Countries should learn from each other in their responses to Covid-19, with those whose citizens trust their governments and have well funded hospital and public health systems reaping rewards in their control strategies.
As countries around the world face a second wave of infections, key questions over what restrictions should be imposed and how to encourage behaviour change are at the top of policy makers’ minds.
A review of the lockdown exit strategies and subsequent control measures of nine countries - Germany, Hong Kong, Japan, New Zealand, Norway, Singapore, South Korea, Spain and the UK - has found there is no one-size-fits-all control strategy but highlights five key factors for a successful return to some kind of normal.
Lead author, Dr Helena Legido-Quigley, from the National University of Singapore and London School of Hygiene & Tropical Medicine, said: “Covid-19 is a serious disease that will be with us for a long time. There is increasing realisation that easing of lockdown is not about returning to a pre-pandemic normal, and governments have to find strategies that will prevent rapid growth of infections in ways that are sustainable and acceptable to the public over many months.”
The researchers found that countries with a thorough understanding of where and how many cases of the disease they had; strong trust in government and institutions; well functioning and funded public health and hospital systems; and tight border controls were the most successful at easing lockdown and controlling infections.

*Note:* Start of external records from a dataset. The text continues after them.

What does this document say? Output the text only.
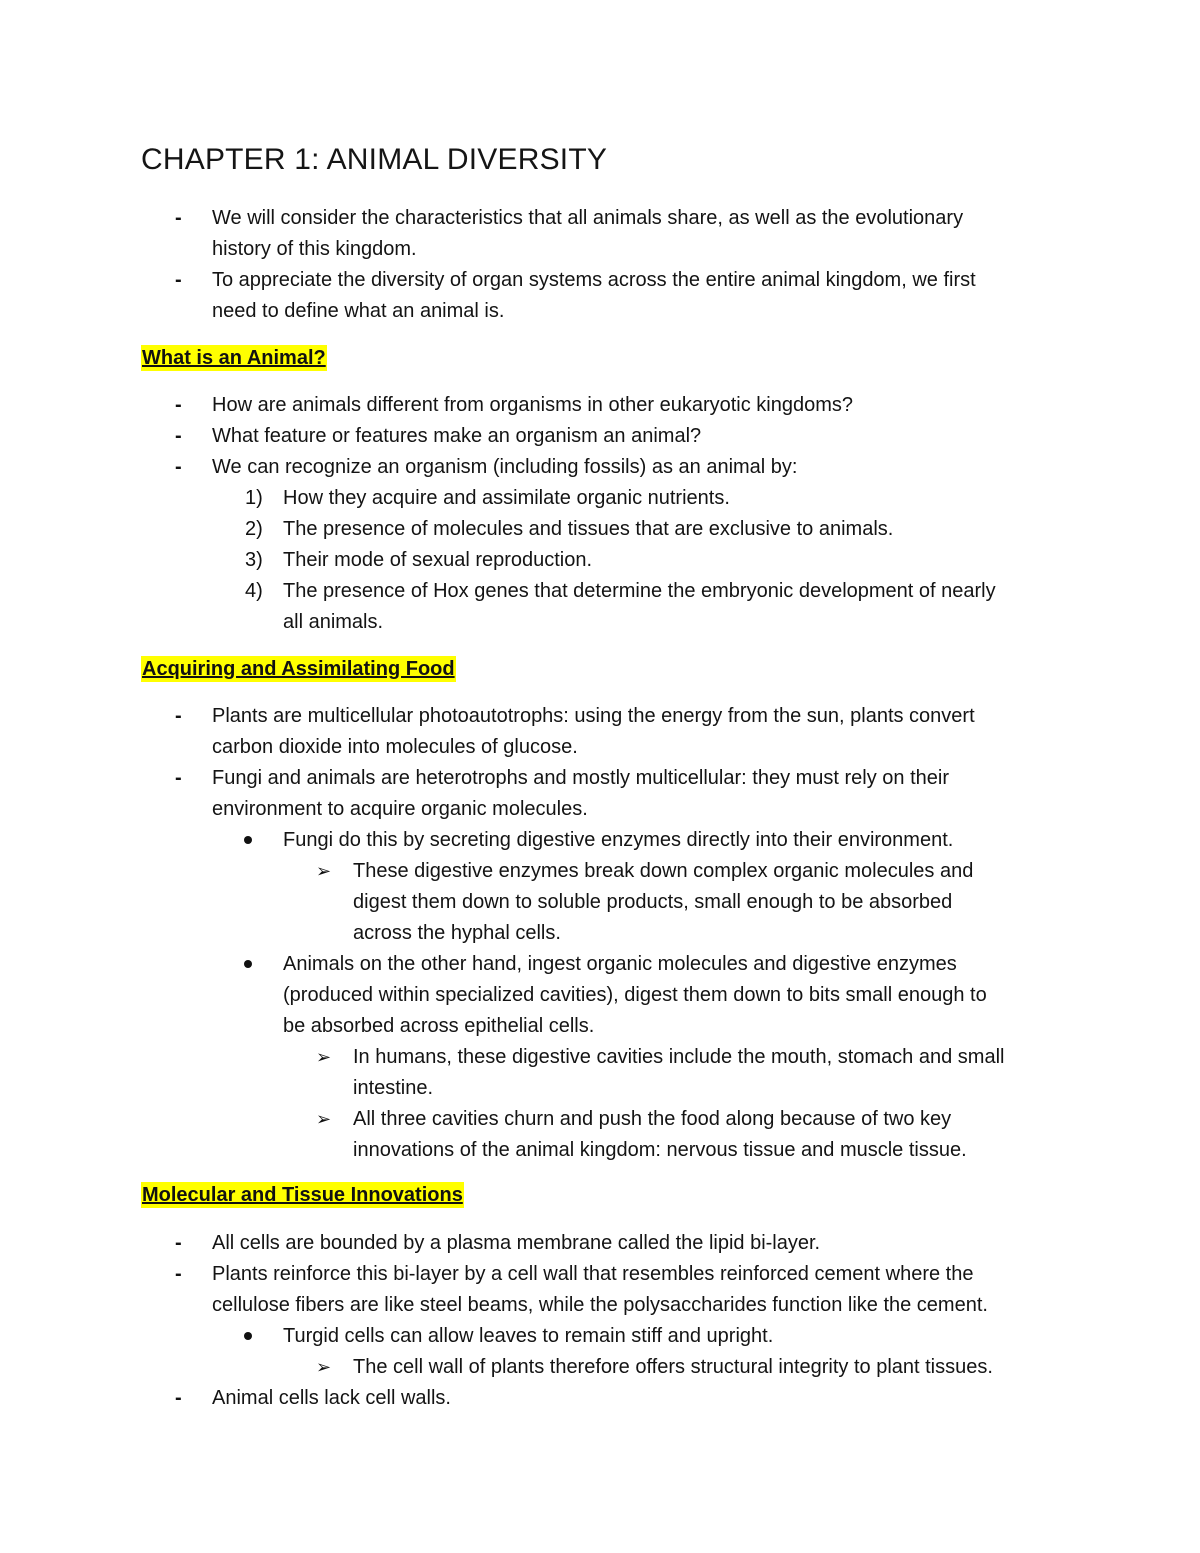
CHAPTER 1: ANIMAL DIVERSITY
- We will consider the characteristics that all animals share, as well as the evolutionary
history of this kingdom.
- To appreciate the diversity of organ systems across the entire animal kingdom, we first
need to define what an animal is.
What is an Animal?
- How are animals different from organisms in other eukaryotic kingdoms?
- What feature or features make an organism an animal?
- We can recognize an organism (including fossils) as an animal by:
1) How they acquire and assimilate organic nutrients.
2) The presence of molecules and tissues that are exclusive to animals.
3) Their mode of sexual reproduction.
4) The presence of Hox genes that determine the embryonic development of nearly
all animals.
Acquiring and Assimilating Food
- Plants are multicellular photoautotrophs: using the energy from the sun, plants convert
carbon dioxide into molecules of glucose.
- Fungi and animals are heterotrophs and mostly multicellular: they must rely on their
environment to acquire organic molecules.
Fungi do this by secreting digestive enzymes directly into their environment.
➢ These digestive enzymes break down complex organic molecules and
digest them down to soluble products, small enough to be absorbed
across the hyphal cells.
Animals on the other hand, ingest organic molecules and digestive enzymes
(produced within specialized cavities), digest them down to bits small enough to
be absorbed across epithelial cells.
➢ In humans, these digestive cavities include the mouth, stomach and small
intestine.
➢ All three cavities churn and push the food along because of two key
innovations of the animal kingdom: nervous tissue and muscle tissue.
Molecular and Tissue Innovations
- All cells are bounded by a plasma membrane called the lipid bi-layer.
- Plants reinforce this bi-layer by a cell wall that resembles reinforced cement where the
cellulose fibers are like steel beams, while the polysaccharides function like the cement.
Turgid cells can allow leaves to remain stiff and upright.
➢ The cell wall of plants therefore offers structural integrity to plant tissues.
- Animal cells lack cell walls.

In terms of knowing the status of the disease in the country the paper highlighted New Zealand’s four-level alert system as a clear guide to both authorities and citizens for when control measures would be imposed or lifted. For example, it progressed from a full nationwide lockdown at level four in March to level one in June when infections had fallen. Some parts of the country went back to a higher level when cases rose in their area.
Although Singapore, South Korea and the UK also had alert-level systems the link to control measures in place was not explicit, the researchers wrote. “And it is not clear that the UK’s system is being used,” they added. For example, in March the UK government said five criteria must be met for lockdown measures to be lifted, one of which included having adequate testing in place.
However, several weeks after lockdown was eased it was clear that the test and trace system was not working when cases began to rise again.
Another key factor for success is trust in government, the authors wrote. The paper highlights how Dominic Cummings’ lockdown trip to Barnard Castle undermined public trust among UK citizens and how unrest in Hong Kong had also hampered control efforts.
By contrast New Zealand prime minister Jacinda Ardern has won praise for “communicating firmly, yet empathetically”.
The paper also highlighted the well-organised public health systems in South East Asian countries, building on experience learned during previous epidemics.
South Korea’s “shoe-leather” epidemiology approach, with public health employees knocking on doors to find the contacts of those infected, contrasted with the UK’s stalled attempts at introducing a contact tracing app and the implementation of a centralised test and trace system, bypassing years of experience in local public health departments.
The paper also highlights the importance of having a well funded and resourced health system. Germany had 34 critical care beds per 100,000 inhabitants at the start of the pandemic, compared with 9·7 in Spain and 5·2 in Japan. Germany’s intensive care units were well under capacity even during the peak of the outbreak.
Researchers also contrasted the tight border controls of all the Asia-Pacific countries studied with the European countries who were slow to implement routine testing of incoming travellers.
Dr Legido-Quigley added it was not too late for countries to learn from each other. “Our review of international experiences identifies lessons governments can learn from each other’s successes and failures. We are not advising that the exact same measures should be replicated in different countries, but it is not too late for governments to consider novel policy solutions developed by other countries and adapt them to fit their own context.”
Experts not involved in the research highlighted the importance of the findings for policy makers. Dr Michael Head, senior research fellow in global health, University of Southampton, said: “This excellent paper highlights how preparedness has been key in for many Asian countries in promoting a good and rapid outbreak response. Lessons have been learned from previous outbreaks, such as SARS and ‘bird flu’, which led to investment in public health and surveillance infrastructure.
“Before the next pandemic, for there will be a ‘next time’, preparedness is key to ensure a swift and efficient response. Here we see some lessons that could and should be learned by European countries in order to mitigate current and future infectious disease threats.”